Harriet Harman’s push for longer maternity leave is undeniably positive for mothers who want to return to the same employer, and it can help women maintain a career foothold after motherhood. But such policies can be harshly counterproductive for women in general, as they prompt employers to avoid hiring or promoting younger women at all—a point made in October by several successful City women to a House of Commons select committee inquiry on “sexism in the City.” Nicola Brewer of the Equality and Human Rights Commission made the same point in 2008.

The strongest evidence of this problem comes from Sweden—often cited by advocates as offering the ideal system, with long parental leave, the right to work part-time, time off for sick children and so forth. Yet several studies by Swedish economists have shown that family-friendly employment policies has been the cause of the glass ceiling for women, not the solution to it. The pay gap in Sweden fell from 33 per cent in 1968, before generous maternity protection was first introduced, to 18 per cent by 1981. But it has been rising gradually ever since then. The reason? Onerous maternity protection leads the private sector to systematically avoid hiring women, who then mostly work in the less well-paid public sector.

The sad result is that the more generous the maternity rights, the less likely women are to reach the top. A 2009 paper by Swedish economist Magnus Henrekson confirms that women are much more likely to reach top executive positions in Anglo-Saxon countries—and especially the US, which has only 12 weeks’ unpaid maternity leave—than in Scandinavia. Other research finds that maternity leave of around three to four months helps women’s employment, but that longer periods lead to what economists call “statistical discrimination” against women collectively. Forcing fathers to take paternity leave, meanwhile, has done little to change sex-roles in Scandinavia, while the vast majority of Swedish mothers were against sharing parental leave with their spouses in surveys carried out before the change was introduced.

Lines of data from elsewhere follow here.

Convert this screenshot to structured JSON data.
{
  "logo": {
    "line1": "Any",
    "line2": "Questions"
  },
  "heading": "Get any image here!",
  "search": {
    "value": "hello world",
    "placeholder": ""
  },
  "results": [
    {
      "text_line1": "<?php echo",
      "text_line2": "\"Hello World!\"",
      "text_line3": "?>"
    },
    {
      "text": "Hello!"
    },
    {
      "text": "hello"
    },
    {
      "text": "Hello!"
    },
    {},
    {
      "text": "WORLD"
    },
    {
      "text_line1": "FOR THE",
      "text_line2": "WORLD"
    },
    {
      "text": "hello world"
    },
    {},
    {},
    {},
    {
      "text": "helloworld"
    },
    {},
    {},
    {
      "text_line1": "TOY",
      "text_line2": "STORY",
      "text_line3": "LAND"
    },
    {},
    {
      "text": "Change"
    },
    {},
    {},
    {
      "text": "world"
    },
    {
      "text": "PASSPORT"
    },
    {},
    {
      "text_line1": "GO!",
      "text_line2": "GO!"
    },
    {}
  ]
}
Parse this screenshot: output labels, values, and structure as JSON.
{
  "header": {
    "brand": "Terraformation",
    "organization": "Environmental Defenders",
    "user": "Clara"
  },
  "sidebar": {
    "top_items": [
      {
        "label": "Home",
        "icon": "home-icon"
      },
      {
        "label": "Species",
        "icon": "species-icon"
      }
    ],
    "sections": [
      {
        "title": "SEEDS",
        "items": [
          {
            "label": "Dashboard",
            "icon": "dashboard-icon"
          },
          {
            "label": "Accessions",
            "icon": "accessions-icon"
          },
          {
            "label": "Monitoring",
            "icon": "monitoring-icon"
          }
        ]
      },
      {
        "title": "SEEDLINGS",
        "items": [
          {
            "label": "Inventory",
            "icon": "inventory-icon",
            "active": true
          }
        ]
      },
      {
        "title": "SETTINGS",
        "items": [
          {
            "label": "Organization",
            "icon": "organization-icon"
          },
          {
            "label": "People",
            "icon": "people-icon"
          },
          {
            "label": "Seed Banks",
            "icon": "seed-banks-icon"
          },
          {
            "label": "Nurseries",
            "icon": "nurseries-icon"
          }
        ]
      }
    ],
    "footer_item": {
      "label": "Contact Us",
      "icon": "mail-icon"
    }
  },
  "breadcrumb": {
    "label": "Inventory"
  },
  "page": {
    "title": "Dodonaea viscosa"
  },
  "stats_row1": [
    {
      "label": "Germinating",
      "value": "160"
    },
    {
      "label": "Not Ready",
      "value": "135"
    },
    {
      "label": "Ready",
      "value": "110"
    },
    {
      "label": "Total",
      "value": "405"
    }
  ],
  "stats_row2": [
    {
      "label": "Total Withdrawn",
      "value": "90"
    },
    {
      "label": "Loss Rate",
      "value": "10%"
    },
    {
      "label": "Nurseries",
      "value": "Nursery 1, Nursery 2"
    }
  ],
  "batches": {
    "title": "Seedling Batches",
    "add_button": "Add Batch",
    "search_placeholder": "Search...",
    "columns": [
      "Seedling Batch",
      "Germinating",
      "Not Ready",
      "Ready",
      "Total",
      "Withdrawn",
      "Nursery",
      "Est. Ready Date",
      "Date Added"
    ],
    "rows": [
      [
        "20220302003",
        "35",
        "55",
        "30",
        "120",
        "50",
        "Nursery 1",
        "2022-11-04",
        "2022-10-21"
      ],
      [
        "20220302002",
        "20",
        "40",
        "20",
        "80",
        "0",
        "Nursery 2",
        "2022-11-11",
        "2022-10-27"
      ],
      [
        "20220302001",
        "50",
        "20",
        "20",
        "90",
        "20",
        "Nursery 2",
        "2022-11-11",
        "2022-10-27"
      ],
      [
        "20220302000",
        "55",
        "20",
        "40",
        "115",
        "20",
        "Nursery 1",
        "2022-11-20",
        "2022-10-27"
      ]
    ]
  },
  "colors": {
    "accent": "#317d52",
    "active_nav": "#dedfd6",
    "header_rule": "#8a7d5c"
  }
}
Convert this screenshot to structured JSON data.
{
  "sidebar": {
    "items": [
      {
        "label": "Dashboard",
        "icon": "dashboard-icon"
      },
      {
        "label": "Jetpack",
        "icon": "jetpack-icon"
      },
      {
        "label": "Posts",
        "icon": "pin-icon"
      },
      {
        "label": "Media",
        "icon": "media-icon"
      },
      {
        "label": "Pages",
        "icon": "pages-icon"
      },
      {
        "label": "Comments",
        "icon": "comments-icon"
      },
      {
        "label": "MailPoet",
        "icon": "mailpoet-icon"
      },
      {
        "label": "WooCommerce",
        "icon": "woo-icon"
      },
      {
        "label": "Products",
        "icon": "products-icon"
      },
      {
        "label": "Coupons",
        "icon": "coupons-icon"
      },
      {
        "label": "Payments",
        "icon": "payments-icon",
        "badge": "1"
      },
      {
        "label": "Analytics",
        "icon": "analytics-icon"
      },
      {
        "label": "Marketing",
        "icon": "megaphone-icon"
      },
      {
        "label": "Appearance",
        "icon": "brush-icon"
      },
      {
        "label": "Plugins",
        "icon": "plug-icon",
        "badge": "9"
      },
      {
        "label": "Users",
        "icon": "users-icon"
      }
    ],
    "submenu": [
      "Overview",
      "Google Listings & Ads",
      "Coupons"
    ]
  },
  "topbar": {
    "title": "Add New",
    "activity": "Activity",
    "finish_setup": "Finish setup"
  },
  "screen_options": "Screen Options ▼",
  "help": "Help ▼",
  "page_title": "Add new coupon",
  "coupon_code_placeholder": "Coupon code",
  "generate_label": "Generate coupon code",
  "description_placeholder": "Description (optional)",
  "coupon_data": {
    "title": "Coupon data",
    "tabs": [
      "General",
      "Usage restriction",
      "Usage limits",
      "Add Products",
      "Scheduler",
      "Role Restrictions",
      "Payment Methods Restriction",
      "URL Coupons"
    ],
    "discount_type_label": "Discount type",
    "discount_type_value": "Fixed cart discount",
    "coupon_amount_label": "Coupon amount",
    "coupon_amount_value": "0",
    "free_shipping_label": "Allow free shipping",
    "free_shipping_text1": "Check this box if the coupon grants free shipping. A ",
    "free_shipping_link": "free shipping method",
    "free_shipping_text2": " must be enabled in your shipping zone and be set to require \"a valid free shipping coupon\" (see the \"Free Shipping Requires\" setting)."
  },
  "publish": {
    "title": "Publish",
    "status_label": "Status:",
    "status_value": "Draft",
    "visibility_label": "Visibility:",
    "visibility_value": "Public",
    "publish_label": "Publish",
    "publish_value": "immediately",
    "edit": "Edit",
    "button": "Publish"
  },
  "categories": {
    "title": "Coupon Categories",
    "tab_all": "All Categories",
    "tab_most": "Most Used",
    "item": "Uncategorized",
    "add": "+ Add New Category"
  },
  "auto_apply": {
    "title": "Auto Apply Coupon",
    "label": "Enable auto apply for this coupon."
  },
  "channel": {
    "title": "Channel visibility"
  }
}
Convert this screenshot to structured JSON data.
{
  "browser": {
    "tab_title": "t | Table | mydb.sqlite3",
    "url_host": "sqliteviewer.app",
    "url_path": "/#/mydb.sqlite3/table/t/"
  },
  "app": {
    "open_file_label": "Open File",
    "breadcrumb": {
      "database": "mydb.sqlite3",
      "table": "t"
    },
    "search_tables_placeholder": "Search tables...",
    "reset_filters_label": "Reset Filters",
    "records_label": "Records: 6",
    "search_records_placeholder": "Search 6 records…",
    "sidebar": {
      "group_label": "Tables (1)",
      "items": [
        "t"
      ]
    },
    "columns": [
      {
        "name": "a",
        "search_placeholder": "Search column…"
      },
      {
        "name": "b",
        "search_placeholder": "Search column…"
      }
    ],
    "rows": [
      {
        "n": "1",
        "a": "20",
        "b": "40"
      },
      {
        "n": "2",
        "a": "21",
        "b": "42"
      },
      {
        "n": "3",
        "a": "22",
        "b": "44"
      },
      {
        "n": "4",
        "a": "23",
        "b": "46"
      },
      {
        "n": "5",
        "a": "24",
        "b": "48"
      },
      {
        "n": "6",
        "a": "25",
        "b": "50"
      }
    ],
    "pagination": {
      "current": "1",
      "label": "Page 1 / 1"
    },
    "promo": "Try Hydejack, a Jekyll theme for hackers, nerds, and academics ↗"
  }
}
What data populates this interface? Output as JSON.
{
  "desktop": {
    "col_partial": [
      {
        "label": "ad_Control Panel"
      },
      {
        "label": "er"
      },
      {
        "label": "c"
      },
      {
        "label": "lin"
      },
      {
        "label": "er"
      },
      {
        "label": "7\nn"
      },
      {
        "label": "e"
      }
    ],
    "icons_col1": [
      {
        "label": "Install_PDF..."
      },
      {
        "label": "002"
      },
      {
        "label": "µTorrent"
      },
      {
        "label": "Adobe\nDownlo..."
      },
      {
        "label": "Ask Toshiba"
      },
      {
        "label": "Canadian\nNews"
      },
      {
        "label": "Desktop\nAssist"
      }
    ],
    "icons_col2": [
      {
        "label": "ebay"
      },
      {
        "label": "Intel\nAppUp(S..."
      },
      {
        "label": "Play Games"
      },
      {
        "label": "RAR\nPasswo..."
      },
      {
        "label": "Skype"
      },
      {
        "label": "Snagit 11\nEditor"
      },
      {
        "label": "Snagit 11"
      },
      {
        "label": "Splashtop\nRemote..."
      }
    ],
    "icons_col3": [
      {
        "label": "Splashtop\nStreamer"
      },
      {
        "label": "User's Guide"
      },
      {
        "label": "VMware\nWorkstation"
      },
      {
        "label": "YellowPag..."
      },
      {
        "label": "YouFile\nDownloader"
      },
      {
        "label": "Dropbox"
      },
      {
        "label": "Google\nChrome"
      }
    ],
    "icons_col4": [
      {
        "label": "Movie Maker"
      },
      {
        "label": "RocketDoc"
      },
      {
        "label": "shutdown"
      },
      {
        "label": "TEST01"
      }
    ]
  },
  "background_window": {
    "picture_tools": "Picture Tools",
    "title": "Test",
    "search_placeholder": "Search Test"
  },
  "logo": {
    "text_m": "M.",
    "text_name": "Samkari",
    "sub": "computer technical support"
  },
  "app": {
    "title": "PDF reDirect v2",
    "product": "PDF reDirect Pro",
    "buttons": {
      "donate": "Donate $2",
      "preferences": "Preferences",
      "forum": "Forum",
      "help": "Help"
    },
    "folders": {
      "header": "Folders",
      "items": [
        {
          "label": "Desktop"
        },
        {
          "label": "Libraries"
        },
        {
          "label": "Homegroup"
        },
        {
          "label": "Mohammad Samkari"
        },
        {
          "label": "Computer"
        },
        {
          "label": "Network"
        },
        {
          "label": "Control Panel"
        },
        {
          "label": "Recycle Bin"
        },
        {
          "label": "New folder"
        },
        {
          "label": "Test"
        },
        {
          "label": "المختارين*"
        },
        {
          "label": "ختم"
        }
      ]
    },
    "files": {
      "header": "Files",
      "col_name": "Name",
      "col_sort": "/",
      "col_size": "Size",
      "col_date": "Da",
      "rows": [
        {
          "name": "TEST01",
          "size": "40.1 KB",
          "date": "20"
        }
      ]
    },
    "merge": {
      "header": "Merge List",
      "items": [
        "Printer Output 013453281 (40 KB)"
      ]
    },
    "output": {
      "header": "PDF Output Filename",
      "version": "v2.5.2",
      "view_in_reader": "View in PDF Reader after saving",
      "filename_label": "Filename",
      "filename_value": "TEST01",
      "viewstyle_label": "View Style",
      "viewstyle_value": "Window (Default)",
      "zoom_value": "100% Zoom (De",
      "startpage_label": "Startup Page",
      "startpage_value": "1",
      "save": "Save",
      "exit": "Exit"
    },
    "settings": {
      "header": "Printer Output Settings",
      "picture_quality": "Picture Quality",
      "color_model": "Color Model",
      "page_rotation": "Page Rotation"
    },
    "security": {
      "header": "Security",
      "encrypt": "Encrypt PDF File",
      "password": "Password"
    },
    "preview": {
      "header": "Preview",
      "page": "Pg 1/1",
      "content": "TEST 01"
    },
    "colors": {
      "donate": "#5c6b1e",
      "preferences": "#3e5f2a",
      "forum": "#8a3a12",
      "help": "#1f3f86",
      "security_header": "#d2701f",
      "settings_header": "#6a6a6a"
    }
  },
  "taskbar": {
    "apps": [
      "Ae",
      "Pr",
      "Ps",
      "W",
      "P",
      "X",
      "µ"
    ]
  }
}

Social engineering policies that are accepted in the small, culturally homogenous nations of Scandinavia will not bed down so easily in large, culturally diverse countries such as Britain, France, Germany and Italy. So if long parental leave helps to create a glass ceiling in Sweden, despite the intentions of promoting gender-equality, it is even more likely that such moves will have unforeseen negative effects in Britain’s diverse workforce. Harriet Harman has the best intentions. But social policies that are ideologically driven, and which ignore the best research evidence, can often fail due to unintended side-effects. And that won’t help the cause of women’s equality one bit.